Yesterday, the RBA kept interest rates the same. Again.
It seems that the RBA’s decision to keep interest rates at historically low levels came and went with barely a murmur.
The mainstream media is currently avoiding discussion of the implications of this policy for the Australian economy.
There is little talk of how the RBA has allowed for the Australian economy to be flooded with cheap money.
There is little talk of how this results in an expansive banking sector and housing bubble.
There is little talk of how the RBA will be starved of options if the housing downturn worsens.
Overall, the silence which surrounds interest rates is deafening.
Interest rate cut
AMP chief economist Dr Shane Oliver sees this policy continuing until 2020, with the chance of a cut:
‘Home price weakness is at levels where the RBA started cutting rates in 2008 and 2011, so we still can’t rule out the next move in rates being a cut rather than a hike.’

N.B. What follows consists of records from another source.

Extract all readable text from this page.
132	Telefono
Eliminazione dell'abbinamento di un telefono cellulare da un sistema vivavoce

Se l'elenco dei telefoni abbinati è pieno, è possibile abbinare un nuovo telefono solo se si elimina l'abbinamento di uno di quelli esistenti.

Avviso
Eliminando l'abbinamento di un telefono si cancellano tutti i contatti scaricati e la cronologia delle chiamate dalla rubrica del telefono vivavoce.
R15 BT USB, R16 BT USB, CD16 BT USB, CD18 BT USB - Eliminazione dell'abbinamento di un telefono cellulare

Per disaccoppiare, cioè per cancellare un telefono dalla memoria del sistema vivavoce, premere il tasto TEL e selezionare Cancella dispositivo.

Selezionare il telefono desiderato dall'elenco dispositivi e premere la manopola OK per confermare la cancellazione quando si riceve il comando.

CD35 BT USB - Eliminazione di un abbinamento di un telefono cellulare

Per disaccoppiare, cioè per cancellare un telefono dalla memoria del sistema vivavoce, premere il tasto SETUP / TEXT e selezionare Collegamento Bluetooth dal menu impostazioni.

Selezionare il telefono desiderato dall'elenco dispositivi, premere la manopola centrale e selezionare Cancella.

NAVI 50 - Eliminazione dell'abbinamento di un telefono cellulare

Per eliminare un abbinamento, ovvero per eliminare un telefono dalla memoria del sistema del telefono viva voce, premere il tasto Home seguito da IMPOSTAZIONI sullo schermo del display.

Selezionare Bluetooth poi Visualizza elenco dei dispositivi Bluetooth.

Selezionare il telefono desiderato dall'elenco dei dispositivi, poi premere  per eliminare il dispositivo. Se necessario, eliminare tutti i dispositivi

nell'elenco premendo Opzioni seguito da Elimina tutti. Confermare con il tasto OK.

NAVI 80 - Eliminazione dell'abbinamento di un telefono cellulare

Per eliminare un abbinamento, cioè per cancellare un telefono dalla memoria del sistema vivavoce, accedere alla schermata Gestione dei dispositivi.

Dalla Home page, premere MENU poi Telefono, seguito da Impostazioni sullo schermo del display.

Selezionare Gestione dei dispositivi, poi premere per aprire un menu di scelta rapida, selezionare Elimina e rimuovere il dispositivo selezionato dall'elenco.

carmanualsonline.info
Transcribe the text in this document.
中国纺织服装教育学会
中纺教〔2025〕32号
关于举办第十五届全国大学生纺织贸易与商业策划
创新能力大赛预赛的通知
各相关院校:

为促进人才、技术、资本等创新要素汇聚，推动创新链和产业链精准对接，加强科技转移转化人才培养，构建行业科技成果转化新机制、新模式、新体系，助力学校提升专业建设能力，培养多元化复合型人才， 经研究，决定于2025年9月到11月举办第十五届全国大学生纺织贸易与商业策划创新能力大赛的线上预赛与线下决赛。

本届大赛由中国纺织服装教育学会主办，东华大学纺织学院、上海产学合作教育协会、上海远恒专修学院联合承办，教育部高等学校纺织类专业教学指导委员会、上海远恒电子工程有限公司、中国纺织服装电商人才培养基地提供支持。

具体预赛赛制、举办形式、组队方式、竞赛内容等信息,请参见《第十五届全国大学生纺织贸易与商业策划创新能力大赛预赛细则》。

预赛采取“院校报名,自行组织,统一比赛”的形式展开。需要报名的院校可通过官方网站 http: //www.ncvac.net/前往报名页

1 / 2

A rate cut would leave the RBA with even less firepower at its disposal if things turn sour.
RBA Governor Philip Lowe said that:
‘Taking account of the available information, the Board judged that holding the stance of monetary policy unchanged at this meeting would be consistent with sustainable growth in the economy and achieving the inflation target over time.’
It’s as if the RBA board thinks we have had sustainable growth for a long time.
So don’t take silence for granted.
There will be a lot more noise around interest rates soon.